曇天

ハドソン川の奇跡の曇天のレビュー・感想・評価

ハドソン川の奇跡(2016年製作の映画)
4.0
飛行機事故に遭う確率の低さはよく知っていましたが、それが不時着水を余儀なくされる場合は、波が穏やかな水面である確率、陸地のそばで迅速な救助が可能な場所である確率、エンジンが停止しても残った発電機によって操縦可能な電力が賄える確率、機長がサレンバーガーのように的確な判断を下せて機体を水平に保って着水できる技術を持ったパイロットである確率、これらの要素どれが欠けても命はないのかもしれません。しかも飛行機に乗るたびに事故に遭う可能性は大きくなるので、ますます我々は生死をパイロットに委ねるしかなくなるわけです。

DVD収録のインタビュー映像で納得した点が多かったのでそちらも是非見てほしいです。
このような大仕事の陰にあるのは、長年の経験と体に染みついた勘はもちろんですが、サリー自身がフライト前に準備に準備を重ねる勤勉な人間であることもインタビューで語られています。人事を尽くして天命を待つタイプのプロフェッショナルで、パイロットとして当然の本分であるという認識なのでしょう。しかも劇中の副機長の台詞で、機内設置のQRH(クイック・リファレンス・ハンドブック)に従っていたら間に合わなかったとまで言われているように、マニュアルすら信用できない状況だったことには驚きました。そんな不測の事態にも対応できなければならない仕事ということです。

彼のそのような性分から本人は「奇跡」や「英雄」と祭り上げられるのを嫌がっていたようですね。しかし、時代は2007年からの世界同時不況の只中、市民の生活レベルで嫌なニュースが続いているという状況においては、不幸に見舞われた人にとってこれはただの良いニュースではなくて「希望の光」に見えたそうです。「励まされた」と彼に感謝する手紙が相当数届いたといいます。なるほど、この奇跡はもはや155名の乗客乗員だけのものではないんだという点には気づきませんでした。

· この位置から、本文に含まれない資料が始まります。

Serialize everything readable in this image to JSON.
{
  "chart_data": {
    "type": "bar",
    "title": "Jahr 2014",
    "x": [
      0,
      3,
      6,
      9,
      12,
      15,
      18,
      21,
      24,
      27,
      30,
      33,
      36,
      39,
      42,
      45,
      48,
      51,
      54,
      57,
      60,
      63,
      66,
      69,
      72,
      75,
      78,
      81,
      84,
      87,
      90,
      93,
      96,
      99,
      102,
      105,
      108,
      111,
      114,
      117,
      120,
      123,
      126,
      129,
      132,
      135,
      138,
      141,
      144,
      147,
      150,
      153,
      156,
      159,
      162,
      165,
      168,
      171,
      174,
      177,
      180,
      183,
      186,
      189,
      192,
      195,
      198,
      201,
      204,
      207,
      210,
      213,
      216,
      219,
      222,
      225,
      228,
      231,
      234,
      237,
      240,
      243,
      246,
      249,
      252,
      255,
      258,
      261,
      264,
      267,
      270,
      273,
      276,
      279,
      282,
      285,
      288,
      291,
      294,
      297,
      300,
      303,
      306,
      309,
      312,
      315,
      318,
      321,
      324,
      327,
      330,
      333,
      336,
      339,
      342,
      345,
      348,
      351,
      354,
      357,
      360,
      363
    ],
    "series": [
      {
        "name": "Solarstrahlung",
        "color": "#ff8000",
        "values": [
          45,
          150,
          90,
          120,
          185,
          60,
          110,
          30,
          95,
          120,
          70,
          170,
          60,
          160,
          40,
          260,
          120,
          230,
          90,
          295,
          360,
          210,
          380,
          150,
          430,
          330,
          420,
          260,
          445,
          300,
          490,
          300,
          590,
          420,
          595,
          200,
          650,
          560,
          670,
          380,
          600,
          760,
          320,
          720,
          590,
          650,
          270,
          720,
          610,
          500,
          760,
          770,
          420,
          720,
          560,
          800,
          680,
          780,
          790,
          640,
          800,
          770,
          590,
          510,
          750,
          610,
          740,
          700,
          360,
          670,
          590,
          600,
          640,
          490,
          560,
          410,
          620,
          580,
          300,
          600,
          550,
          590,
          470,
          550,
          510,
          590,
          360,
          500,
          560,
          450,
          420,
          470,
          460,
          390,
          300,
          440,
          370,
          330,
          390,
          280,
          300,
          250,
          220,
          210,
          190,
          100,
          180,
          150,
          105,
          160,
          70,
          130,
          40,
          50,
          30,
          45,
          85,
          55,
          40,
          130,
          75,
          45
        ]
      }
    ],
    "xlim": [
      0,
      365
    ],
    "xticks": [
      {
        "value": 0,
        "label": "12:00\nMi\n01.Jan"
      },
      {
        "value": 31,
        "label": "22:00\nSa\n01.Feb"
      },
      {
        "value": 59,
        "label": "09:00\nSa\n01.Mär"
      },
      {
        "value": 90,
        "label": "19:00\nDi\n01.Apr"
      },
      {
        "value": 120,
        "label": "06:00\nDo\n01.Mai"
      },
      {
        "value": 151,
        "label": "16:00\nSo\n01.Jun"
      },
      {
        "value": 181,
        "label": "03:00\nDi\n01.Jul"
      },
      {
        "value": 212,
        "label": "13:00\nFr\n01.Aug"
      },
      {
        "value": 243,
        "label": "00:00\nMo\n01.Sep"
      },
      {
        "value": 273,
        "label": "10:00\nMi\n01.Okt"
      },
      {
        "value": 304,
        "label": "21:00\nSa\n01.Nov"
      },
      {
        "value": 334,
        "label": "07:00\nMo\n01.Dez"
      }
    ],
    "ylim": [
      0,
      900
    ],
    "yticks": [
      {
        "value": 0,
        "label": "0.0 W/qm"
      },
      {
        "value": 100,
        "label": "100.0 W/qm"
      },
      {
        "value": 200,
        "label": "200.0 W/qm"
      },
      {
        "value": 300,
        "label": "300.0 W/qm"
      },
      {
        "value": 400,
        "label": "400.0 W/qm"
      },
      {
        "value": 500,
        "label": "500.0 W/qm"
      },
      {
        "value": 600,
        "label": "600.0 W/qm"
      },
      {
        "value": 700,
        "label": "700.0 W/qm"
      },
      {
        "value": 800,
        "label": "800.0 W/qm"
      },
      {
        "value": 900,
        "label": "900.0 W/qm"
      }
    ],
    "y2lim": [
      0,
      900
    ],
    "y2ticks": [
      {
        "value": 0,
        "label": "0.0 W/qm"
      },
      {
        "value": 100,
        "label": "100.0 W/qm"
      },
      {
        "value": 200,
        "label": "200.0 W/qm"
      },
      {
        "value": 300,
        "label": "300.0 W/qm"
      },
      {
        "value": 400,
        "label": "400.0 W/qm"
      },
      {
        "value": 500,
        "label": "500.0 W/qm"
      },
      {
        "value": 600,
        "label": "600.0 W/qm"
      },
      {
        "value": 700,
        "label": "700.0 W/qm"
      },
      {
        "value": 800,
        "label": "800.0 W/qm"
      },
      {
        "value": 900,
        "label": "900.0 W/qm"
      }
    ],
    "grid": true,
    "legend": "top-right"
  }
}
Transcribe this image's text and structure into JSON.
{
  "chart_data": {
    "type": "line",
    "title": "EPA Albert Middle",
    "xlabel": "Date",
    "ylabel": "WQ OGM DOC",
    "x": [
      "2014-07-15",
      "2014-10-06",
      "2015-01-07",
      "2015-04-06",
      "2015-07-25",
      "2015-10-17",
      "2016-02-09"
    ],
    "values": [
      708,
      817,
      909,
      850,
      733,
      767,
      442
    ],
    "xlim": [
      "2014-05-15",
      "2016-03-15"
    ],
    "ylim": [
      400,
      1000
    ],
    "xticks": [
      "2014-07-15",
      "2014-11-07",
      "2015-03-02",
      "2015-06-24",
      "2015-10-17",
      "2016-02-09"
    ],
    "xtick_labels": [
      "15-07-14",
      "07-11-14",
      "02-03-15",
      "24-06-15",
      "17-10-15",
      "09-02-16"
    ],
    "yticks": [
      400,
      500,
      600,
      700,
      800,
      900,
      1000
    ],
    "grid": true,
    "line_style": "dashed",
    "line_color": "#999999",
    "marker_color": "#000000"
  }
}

そういえば『キャピタリズム マネーは踊る』にもサリーが出てきて、パイロットの給料の低さが言及されていたのを思い出した。その後待遇は改善されたんだろうか。そんな真面目に働く全てのパイロットを称える意味でも必要な映画化でした。
ラストの追及シーンでは「そうだ!そうだ!」と連呼、音声シーンでは秒数を数えて腕を突っ張ってました。実録飛行機事故映画でエキサイトできるという奇跡です。クレジットはほっこりします。